Toda a neura se intensifica dali em diante.
Mas é belíssimo. Eu tenho que dizer que é belíssimo, porque a trajetória de Sergio Y. a Sandra Yacoubian (onde ela se torna completa e feliz) é narrada em uma reconstrução digna que nos mostra a sua eterna busca por felicidade e por ser ela mesma. Com um pé lá no passado de seu avô e o livro de Angelus que o incentivou, tudo o que Sergio queria era ser feliz. Então ele foi a Nova York para morrer silenciosamente e deixar que Sandra vivesse. Quão poético é isso? Dr. Armando, com toda sua necessidade de descobrir a verdade e a sua participação em todo o caso de Sergio/Sandra, acaba em Nova York conversando com a terapeuta de Sandra Yacoubian na América, que lhe reafirma a sua participação no futuro de Sandra e a sua essencialidade para que ela pudesse ter sido feliz como o foi. Ela morreu de forma inconsequente, sem sentido, prematuramente. Mas viveu uma vida intensa e feliz. Talvez, como a mãe de Sandra garante ao psiquiatra no fim do livro, saber que a filha morrera quando estava tão feliz era muito mais reconfortante.
Assim Armando encontra a paz também.
Porque saber que, independente de o que aconteceu e de ela ter morrido prematuramente, o que é algo extremamente triste, ela estava feliz. E isso é o que importa, a felicidade de ser o que você quer ser ou o que você realmente é. Pura e simplesmente. É isso o que Sandra quis e é isso o que Sandra conseguiu. Sorri nervosamente enquanto lia a entrevista de Laurie Clay, pensando na inevitabilidade da vida, no não-dito, no inconsciente.

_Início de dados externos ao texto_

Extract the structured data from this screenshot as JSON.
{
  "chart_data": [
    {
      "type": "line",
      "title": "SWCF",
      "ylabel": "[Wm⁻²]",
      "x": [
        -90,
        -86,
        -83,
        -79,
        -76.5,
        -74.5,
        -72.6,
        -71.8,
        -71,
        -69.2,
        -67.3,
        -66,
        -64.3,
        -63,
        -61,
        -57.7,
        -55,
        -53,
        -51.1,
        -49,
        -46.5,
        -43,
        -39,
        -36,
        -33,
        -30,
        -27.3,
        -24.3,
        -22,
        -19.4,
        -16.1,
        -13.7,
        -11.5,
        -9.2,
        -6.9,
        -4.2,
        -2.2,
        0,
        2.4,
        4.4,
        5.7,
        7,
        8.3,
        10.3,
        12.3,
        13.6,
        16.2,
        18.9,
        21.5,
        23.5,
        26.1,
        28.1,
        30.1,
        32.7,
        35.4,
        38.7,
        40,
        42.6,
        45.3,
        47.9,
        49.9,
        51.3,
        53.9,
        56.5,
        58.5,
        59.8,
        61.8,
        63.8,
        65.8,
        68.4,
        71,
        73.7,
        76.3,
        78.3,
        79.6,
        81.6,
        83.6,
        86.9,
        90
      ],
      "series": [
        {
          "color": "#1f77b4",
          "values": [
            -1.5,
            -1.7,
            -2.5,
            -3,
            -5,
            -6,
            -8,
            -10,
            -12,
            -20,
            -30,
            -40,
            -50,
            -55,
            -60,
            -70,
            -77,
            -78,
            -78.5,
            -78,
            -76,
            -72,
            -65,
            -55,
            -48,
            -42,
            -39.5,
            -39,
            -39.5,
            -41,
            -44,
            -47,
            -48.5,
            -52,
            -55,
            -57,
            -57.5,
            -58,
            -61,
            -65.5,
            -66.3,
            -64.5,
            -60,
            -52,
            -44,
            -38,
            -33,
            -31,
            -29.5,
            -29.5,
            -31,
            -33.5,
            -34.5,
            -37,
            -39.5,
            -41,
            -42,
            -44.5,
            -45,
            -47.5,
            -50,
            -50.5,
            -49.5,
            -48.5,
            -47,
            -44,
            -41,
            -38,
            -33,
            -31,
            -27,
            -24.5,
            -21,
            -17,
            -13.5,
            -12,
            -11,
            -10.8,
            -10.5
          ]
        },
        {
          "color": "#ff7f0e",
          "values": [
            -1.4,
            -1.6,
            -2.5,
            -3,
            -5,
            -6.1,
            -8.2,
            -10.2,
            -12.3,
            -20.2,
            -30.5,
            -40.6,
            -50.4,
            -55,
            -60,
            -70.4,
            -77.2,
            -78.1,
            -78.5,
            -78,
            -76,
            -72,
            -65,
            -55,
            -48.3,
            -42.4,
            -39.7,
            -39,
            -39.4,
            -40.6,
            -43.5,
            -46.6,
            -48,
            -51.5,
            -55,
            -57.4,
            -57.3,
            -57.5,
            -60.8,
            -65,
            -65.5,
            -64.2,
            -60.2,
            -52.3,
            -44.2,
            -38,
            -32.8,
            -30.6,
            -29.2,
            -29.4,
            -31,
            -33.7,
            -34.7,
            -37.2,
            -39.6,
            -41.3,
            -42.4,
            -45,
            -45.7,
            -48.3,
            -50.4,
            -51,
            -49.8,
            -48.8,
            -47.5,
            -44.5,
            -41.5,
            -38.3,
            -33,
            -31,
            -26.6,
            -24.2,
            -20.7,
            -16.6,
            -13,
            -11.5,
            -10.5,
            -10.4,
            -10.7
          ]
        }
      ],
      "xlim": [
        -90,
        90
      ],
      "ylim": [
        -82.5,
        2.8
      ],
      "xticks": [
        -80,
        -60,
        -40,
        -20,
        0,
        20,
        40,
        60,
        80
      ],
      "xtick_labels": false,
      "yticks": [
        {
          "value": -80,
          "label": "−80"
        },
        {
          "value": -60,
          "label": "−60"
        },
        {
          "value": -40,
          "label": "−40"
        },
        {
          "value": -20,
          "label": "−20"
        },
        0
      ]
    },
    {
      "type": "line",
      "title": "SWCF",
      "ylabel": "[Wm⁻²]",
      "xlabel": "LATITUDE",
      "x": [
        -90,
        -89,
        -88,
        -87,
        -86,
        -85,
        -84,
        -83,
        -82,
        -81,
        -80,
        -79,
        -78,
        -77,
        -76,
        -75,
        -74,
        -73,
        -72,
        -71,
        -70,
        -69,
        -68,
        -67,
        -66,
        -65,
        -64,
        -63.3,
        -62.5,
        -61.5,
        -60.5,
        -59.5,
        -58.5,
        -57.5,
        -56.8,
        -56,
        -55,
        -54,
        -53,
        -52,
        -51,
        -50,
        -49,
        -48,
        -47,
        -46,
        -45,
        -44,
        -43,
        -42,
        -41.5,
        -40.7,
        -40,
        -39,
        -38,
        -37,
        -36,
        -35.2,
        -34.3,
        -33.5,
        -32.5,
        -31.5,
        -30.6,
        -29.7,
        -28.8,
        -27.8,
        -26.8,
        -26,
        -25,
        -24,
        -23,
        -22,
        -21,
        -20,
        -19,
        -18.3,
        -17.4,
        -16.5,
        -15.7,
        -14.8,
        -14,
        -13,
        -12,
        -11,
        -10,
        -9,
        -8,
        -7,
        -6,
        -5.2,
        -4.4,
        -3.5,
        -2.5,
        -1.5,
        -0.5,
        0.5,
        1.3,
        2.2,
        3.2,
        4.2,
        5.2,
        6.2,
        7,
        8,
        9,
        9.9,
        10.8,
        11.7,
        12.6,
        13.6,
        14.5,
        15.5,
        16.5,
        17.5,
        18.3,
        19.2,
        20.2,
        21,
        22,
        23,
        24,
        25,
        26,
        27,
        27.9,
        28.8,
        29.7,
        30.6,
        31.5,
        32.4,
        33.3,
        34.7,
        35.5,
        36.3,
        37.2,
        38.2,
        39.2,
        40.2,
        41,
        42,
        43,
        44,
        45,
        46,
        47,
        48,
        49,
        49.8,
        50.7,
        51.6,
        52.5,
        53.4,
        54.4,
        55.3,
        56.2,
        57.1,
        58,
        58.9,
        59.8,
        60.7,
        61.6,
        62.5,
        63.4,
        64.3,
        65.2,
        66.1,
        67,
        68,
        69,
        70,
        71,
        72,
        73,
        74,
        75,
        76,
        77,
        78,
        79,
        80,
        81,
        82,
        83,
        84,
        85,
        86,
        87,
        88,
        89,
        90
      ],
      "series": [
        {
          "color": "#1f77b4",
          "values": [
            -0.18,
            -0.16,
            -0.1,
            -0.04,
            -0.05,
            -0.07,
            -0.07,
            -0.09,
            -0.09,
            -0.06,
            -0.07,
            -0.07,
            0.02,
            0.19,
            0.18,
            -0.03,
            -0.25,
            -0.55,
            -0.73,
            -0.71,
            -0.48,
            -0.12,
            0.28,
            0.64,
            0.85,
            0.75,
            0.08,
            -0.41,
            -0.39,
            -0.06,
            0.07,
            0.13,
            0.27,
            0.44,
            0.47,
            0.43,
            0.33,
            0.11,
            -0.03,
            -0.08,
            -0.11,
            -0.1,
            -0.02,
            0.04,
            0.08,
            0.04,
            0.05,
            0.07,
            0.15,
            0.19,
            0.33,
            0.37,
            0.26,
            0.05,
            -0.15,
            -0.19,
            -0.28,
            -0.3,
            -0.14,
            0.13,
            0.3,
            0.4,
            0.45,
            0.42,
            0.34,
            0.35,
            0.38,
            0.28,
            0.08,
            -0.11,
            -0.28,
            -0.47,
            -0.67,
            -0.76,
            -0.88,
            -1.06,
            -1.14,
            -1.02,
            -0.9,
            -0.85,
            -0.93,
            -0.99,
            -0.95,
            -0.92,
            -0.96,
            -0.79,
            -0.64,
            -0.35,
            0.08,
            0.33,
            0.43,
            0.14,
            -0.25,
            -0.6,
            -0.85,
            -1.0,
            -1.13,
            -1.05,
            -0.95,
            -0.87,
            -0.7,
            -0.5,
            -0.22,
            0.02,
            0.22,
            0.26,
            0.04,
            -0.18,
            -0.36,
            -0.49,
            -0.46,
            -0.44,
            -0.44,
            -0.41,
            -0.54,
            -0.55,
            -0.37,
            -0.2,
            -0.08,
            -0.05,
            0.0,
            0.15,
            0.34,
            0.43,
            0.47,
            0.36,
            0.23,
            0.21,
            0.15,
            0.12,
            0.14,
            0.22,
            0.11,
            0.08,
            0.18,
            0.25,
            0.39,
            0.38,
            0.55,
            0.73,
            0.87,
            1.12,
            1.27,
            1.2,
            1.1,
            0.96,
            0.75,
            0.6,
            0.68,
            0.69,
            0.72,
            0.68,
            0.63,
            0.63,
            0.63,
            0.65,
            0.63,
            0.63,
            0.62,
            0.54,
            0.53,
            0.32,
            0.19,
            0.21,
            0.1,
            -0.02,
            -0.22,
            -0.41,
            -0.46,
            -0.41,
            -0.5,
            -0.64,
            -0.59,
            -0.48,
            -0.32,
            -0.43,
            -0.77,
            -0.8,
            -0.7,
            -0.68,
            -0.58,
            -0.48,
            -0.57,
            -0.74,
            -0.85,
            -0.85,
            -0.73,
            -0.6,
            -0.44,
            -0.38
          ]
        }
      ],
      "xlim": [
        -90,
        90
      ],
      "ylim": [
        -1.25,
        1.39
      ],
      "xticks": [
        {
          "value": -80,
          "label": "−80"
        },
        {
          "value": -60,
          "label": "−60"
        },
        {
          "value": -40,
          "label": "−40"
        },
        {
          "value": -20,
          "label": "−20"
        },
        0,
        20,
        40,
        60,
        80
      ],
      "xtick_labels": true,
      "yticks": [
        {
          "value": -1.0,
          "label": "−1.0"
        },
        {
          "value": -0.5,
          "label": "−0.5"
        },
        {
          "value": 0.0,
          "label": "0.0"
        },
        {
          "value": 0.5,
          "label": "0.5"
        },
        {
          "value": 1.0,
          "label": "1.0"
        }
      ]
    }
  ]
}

Doeu-me um pouco ler a entrevista do pai de Sergio, com toda sua dicotomia de falar do amor pelo filho e o ódio em paralelo, a vontade de arrancar as roupas do seu corpo quando lhe viu vestido de mulher pela primeira vez, mas o controle de não fazê-lo; a tranquilidade e a paz adquirida ao saber que o filho só foi para Nova York em busca de felicidade e a encontrou. Muito mais prazer me deu ler a entrevista de Tereza, a mãe de Sandra, e poder ver como ela via a filha, e ali, talvez pela primeira vez, eu sentia que não estava mais em busca de respostas sobre a morte de Sandra Yacoubian, ou reproduzindo seus passos em Nova York: eu estava a conhecendo como a garota feliz que ela era.
E é isso o que eu quero guardar para mim: a felicidade de Sandra de ser ela mesma.
“O senhor não chegou a vê-lo, mas, acredite em mim, se a visse, sentiria orgulho”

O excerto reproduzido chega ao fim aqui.